Congratulations to Prashant Loyalka and Xavier Monroe as 2017 TELOS Grantees. The TELOS Grants program offers funding for research, teaching and/or design projects that address issues at the intersection of technology, equity and learning opportunities. Principal Investigators must be faculty or graduate students from the Stanford Graduate School of Education but collaborations are strongly encouraged with schools, community organizations, industry, and students, staff, and faculty from across the university. Their funded projects are:

Prashant Loyalka

Bringing Online Computer Assisted Learning to Rural Areas in China
We have proven in randomized trials that computer assisted learning (CAL) works. However, we have not proven why it works.
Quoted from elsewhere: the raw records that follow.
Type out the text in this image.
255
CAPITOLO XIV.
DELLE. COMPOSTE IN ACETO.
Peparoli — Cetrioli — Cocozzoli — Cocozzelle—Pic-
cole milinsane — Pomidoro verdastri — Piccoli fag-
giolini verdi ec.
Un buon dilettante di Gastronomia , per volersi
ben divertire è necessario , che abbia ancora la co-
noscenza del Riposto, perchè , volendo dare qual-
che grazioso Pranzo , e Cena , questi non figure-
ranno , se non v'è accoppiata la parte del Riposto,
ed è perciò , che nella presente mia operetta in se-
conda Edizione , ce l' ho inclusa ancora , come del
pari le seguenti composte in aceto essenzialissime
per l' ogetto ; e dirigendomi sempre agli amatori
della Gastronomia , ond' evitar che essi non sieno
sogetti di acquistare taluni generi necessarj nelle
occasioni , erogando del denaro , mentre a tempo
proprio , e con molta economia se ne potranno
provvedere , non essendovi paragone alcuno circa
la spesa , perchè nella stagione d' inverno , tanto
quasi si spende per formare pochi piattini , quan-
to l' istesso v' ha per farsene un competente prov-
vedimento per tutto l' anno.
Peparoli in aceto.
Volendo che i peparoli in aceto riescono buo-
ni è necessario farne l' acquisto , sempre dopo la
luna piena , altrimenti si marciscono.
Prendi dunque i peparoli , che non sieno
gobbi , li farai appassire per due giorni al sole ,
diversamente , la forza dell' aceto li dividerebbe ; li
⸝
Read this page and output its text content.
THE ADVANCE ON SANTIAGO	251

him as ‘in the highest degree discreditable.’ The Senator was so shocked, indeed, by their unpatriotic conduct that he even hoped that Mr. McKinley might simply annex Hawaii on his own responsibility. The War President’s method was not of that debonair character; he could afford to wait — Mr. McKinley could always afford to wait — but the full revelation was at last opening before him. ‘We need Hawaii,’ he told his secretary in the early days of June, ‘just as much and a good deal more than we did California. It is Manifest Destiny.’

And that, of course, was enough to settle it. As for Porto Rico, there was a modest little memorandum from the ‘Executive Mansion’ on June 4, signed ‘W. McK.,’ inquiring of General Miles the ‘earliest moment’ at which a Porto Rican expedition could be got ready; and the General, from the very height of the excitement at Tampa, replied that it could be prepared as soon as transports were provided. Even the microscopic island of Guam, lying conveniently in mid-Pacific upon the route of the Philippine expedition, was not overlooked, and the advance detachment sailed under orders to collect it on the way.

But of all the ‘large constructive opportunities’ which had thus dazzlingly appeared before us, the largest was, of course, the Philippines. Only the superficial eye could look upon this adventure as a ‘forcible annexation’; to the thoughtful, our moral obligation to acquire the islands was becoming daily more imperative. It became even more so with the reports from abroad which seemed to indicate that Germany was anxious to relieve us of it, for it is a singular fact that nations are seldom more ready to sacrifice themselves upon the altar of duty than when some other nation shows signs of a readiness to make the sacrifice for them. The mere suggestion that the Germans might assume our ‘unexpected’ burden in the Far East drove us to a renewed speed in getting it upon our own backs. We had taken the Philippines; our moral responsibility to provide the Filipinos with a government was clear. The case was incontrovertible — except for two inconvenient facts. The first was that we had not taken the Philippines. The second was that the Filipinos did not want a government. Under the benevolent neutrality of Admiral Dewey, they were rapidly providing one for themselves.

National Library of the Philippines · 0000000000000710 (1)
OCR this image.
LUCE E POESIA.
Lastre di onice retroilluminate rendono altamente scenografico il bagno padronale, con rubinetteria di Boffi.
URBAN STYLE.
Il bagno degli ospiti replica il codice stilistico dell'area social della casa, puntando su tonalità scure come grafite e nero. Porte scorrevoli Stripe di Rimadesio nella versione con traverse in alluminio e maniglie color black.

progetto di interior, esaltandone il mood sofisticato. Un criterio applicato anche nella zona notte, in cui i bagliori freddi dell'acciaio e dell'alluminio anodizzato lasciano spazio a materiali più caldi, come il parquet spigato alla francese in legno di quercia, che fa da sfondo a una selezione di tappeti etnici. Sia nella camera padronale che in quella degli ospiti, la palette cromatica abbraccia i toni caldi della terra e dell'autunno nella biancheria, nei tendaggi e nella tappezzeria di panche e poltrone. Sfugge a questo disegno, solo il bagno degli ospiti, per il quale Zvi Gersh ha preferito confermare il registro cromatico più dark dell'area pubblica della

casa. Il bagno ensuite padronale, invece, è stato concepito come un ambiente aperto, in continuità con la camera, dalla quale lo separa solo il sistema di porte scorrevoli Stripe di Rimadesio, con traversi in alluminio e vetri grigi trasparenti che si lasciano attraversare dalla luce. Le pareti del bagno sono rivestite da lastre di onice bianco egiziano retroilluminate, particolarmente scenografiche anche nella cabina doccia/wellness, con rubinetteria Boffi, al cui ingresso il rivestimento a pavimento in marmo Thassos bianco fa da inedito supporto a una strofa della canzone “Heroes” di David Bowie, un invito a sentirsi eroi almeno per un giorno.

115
TELOS funds will be used to develop and evaluate an online CAL package that is tailored to China’s national curriculum. Since we will have control of the delivery environment and the content of the software, we will be able to determine what mechanism best produces student gains when using CAL. We have thousands of CAL questions provided by the most trusted educational institutions in China and our software allows us to match questions to individual students. This unique capability to adapt learning material allows our software to determine which dynamics are most important to each student, and to respond by driving up exercises according to those parameters. This individualization is important in China’s fast-paced, rigid curriculum. In rural areas, where there is more danger of children falling behind their urban peers, remedial tutoring is often unavailable. Because of this, we want to move CAL forward and make it available and useful for millions of students in rural China to help close the gap.

Xavier Monroe

To determine if culturally responsive STEM learning activities during summer months can serve as interventions for underrepresented youth, I will investigate how culturally responsive interventions influence students’ participation and motivation related to STEM, and what key experiences and associated factors encourage student agency with respect to their learning and persistence in STEM. The TELOS-funded project will support me in offering a summer STEM opportunity for local middle school students, also explore whether students transfer acquired interests to their formal learning environment during the academic school year. The study will also build off work that considered how a group of urban elementary school instructors made sense of a new district STEAM policy (STEM with Arts included). This research aims to advance discovery and understanding by designing to transform student learning, training, and teaching in Science, Technology, Engineering and Mathematics (STEM), particularly using Robotics Technology.